The Dow has once again retreated from 18,000, but if State Street’s investor confidence index is predictive, it could soon top that psychologically important level.
Confidence among North American institutional investors soared in March, up 30 points to 135.4, according to the latest State Street Investor Confidence Index. Confidence among European and Asian investors, however, fell slightly, with Asian investors actually turning negative on buying risky assets.
The State Street index is based on actual trading data of institutional investors and equates increases in equity allocations with an increase in investor confidence. Any measure above 100 indicates a higher risk appetite for equities and other riskier assets.
Confidence among North American investors increased the most because of “reduced short-term interest rate forecasts for 2015 and 2016 by the Federal Reserve and the commencement of sovereign quantitative easing by the European Central Bank,” Kenneth Froot, one of two developers of the index, said in a statement. But he warns that “market setniment, like the Federal Reserve, will likely be highly data dependent over the next couple of months.”

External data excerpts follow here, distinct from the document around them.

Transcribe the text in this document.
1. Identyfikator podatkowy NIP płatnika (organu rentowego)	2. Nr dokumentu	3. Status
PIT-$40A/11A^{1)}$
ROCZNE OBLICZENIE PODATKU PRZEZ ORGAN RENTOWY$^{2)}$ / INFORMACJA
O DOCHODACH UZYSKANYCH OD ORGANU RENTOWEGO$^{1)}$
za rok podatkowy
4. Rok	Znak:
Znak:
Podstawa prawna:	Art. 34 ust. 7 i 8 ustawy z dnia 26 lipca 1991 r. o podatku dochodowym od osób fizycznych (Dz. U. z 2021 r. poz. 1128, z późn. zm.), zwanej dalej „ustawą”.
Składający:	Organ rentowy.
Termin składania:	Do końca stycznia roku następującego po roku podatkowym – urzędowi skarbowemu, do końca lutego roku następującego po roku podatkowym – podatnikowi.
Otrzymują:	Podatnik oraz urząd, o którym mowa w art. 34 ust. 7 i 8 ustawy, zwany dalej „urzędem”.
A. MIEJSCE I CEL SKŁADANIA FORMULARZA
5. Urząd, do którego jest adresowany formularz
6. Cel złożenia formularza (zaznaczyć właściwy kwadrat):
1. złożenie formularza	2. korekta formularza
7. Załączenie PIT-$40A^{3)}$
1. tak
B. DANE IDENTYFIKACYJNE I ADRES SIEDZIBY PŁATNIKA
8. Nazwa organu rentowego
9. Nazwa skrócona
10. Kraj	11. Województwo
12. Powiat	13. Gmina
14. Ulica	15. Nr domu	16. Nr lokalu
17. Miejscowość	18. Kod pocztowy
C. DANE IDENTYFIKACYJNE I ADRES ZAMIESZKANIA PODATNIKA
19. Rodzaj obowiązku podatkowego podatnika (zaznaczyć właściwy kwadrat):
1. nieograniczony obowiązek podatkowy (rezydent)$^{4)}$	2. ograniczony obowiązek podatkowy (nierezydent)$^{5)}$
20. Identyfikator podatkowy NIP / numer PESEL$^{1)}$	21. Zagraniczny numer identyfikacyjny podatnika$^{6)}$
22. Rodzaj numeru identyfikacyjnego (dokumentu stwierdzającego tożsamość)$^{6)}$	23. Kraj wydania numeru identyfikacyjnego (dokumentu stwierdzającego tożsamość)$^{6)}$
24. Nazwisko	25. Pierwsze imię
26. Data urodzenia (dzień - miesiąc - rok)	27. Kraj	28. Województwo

While institutional investors may be more optimistic about the stock market, affluent individual investors are not. The Spectrem Group’s investment preferences survey for March shows that affluent investors in the U.S. — defined as those with $500,000 or more in investable assets — expect to buy fewer stocks than they did the month before. They were also likely to invest in cash. The only category that showed an increase was the “Not invest” category, suggesting a holding pattern among investors. The survey is based on monthly interviews with 250 investors.